KPAI: Kasus Penculikan Malika Jadi Evaluasi Negara Berikan Perlindungan Anak Menyeluruh

Komisi Perlindungan Anak Indonesia (KPAI) bersyukur, Malika akhirnya berhasil kembali ke pangkuan orangtuanya usai diduga diculik oleh orang tidak dikenal selama nyaris satu bulan.

Liputan6.com, Jakarta - Komisi Perlindungan Anak Indonesia (KPAI) bersyukur, Malika akhirnya berhasil kembali ke pangkuan orangtuanya usai diduga diculik oleh orang tidak dikenal selama nyaris satu bulan.

Namun menurut KPAI, tugas negara belum selesai. Sebab, trauma atas insiden tersebut menyebabkan kerentanan terhadap masa depan Malika yang harus dipulihkan sebagai bagian tanggung jawab negara.
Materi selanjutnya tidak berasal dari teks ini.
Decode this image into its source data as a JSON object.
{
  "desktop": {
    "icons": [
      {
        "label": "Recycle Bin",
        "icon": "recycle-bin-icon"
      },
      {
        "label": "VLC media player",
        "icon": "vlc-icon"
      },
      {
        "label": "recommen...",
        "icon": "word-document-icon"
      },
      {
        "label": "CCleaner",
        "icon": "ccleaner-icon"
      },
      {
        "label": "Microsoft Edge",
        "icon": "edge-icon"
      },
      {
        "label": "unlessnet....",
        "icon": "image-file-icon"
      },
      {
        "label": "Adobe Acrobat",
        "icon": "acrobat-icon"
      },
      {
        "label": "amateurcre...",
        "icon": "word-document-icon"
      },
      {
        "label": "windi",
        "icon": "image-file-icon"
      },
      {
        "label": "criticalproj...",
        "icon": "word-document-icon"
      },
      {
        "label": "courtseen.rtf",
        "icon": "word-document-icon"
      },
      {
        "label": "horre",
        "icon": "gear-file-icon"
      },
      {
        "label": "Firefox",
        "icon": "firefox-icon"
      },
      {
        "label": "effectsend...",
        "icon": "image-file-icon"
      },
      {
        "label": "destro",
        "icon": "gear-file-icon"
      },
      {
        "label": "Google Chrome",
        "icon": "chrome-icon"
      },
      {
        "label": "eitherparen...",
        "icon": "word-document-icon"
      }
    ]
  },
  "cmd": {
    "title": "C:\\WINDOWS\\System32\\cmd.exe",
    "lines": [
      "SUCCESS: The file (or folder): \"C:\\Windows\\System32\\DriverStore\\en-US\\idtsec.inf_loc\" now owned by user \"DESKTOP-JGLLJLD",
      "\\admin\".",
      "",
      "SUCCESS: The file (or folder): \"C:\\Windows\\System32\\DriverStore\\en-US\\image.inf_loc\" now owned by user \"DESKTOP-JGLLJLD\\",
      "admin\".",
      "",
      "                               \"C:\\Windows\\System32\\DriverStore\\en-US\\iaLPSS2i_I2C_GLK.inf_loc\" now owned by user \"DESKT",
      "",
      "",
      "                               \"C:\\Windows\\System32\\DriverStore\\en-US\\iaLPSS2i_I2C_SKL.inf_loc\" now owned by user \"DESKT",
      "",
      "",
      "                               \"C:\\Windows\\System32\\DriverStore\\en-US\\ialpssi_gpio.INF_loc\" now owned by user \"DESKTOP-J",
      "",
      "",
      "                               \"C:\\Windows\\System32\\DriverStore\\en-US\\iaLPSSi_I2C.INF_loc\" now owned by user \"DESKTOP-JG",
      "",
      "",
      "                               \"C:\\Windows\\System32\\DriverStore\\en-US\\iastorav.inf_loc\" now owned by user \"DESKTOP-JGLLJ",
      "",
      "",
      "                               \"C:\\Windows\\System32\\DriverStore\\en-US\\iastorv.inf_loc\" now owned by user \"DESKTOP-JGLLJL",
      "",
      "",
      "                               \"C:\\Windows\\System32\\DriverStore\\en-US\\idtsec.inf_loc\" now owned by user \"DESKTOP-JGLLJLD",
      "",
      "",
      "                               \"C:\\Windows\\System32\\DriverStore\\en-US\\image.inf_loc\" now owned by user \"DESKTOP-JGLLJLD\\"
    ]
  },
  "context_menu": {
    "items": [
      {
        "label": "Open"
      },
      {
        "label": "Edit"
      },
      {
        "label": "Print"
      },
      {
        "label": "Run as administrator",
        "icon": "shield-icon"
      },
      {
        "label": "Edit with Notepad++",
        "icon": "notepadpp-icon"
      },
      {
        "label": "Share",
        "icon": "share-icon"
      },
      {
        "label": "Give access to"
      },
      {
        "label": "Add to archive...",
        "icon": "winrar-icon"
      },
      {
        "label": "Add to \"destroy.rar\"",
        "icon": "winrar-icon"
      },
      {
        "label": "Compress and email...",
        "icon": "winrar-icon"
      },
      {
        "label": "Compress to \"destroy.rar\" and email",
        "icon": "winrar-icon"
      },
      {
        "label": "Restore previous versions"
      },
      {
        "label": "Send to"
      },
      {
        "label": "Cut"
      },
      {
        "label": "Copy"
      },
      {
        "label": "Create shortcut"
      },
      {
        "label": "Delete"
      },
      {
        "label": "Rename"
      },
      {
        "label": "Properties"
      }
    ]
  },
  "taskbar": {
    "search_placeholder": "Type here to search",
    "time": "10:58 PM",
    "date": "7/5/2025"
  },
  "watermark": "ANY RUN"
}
“Persoalan besar yang akan dihadapi soal mengantarkan masa depan dalam lingkungan hidup di tempat tinggal. Ini penting dikoordinasikan semua pihak lintas sektoral Kementerian, Lembaga, Pemerintahan dan perangkat terdekat, agar ketika anak kembali ke keluarga, tidak menghadapi situasi yang sama,” tulis Komisioner KPAI Jasra Putra dalam siaran pers diterima, Rabu (4/12/2022).

KPAI berharap, visi Presiden melalui Peraturan Presiden Nomor 101 Tahun 2022 Tentang Strategi Nasional Penghapusan Kekerasan Terhadap Anak yang dimandatkan kepada 17 Kementerian dan Lembaga, serta berbagai regulasi yang memberi jaminan kepada perlindungan anak, mampu merespon kondisi terkait.

Sebab, visi Presiden pada Perpres tersebut dijawab multi layanan integrative, maka solusi yang dihadirkan tidak hanya menjawab soal penculikan, namun menyelamatkan nyawa, memulihkan kondisi korban hingga menangkap pelaku menjadi sebuah kesatuan yang tuntas.

“Memang dari dulu harusnya mendapat dukungan perhatian lintas sektoral untuk menguatkan apa yang sudah dilakukan kepolisian. Dalam rangka langkah lanjutan setelah Malika ditemukan, dalam memberi jaminan kesejahteraan yang lebih baik,” urai Jasra.

2 dari 2 halaman

Tantangan Terbesar terkait Perlindungan Anak

KPAI menegaskan, kasus Malika menjadi cermin tantangan terbesar bagi negara dalam menjawab isu perlindungan anak. Belajar dari kasus ini, negara diminta menjawab kepastian tentang sistem perlindungan anak di berbagai tingkatan mulai dari level RT/RW yang paling dekat dan mengetahui warganya yang tergolong keluarga rentan.

“Apakah sudah ada program di tingkat RT RW, atau ada yang ditugasi mengawal keluarga rentang? Apalagi kalau kita melihat lagi potret lingkungan Malika, siapa yang bisa bertanggung jawab melapisi keluarga keluarga rentan ini? Artinya upaya perlindungan berlapis harus berbunyi dan terus dilakukan,” Jasra menutup.